Transformation of Stochastic Recursions and Critical Phenomena in the Analysis of the Aldous-Shields-Athreya Cascade and Related Mean Flow Equations
Radu Dascaliuc, Tuan N. Pham, Enrique Thomann, Edward C. Waymire
TL;DR
This work develops a probabilistic framework on trees to study the Aldous–Shields–Athreya cascade and its connection to two mean-field-type equations, the pantograph equation $w'(t)=-w(t)+a w(\alpha t)$ and the $\alpha$-Riccati equation $u'(t)=-u(t)+u^2(\alpha t)$. By constructing self-similar cascades and employing stochastic transformations, the authors show that for $\alpha>1$ the $\alpha$-Riccati equation admits infinitely many global solutions for a range of initial data, with a precise asymptotic rate $\lim_{t\to\infty}(1-u_\lambda(t))/t^{-\gamma}=\lambda$, where $\gamma=\log_\alpha 2$. Central to the results are stochastic-Picard iterations, explosion/hyperexplosion phenomena, and a one-to-many principle that links a single unary pantograph solution to a whole family of multiplicative $\alpha$-Riccati solutions via $X_\lambda=e^{\lambda\mathscr{X}}$. The paper also provides algorithmic Monte Carlo schemes to illustrate the constructions and delineates how nonuniqueness emerges from the microstructure of the ASA cascade, with implications for nonlocal, nonlinear mean-field models such as those arising in fluid dynamics and turbulence.
Abstract
The paper has two main goals. First, we extend the contemporary probability theory on trees to investigate critical phenomena in a stochastic model of Yule type called Aldous-Shields-Athreya (ASA) cascade. Second, we apply the newly developed probabilistic framework to problems of uniqueness and nonuniqueness of solutions to the linear and nonlinear mean flow equations, referred to as the pantograph equation and $α$-Riccati equation, respectively.

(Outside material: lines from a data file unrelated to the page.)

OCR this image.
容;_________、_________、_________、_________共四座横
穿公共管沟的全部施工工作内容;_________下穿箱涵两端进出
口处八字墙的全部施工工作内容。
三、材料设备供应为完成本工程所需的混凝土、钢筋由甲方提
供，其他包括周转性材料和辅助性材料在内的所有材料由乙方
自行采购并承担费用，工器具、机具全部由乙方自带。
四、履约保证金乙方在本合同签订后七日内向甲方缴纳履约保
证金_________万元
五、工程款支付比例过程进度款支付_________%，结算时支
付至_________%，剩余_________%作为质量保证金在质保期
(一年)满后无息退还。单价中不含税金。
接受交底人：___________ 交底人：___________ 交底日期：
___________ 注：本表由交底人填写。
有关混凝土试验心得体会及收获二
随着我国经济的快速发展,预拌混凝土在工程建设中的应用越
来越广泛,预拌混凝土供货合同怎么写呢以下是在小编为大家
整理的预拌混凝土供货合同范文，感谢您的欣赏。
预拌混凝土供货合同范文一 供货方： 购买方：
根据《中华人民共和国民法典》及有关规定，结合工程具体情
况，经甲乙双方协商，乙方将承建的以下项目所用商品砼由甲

The stochastic processes associated with these equations are related to each other via a one-parameter family of transformations. Remarkably, these simple transformations lead to infinitely many solutions to the initial-value problem of the nonlinear mean flow equation. Despite being non-explicit at the level of mean flow, their effect on the mean flow equations is reminiscent of how the Cole-Hopf transformation maps solutions of the heat equation to those of the Burgers equation. While the ASA cascade has been used to model percolation, ageing, and data compression, its relevance to any specific physical molecular dynamics is unclear to the authors. Nevertheless, our results highlight how simple stochastic-level transformations can uncover significant macroscopic structures. This principle is exemplified by the connection between spontaneous magnetization and shocks in the Burgers equation (Newman 1986) or the connection between the branching Brownian motion and the KPP equation (McKean 1975). In our model, the breakdown of uniqueness in mean flow solutions corresponds to critical phenomena in the ASA cascade such as stochastic explosion, hyperexplosion, and percolation.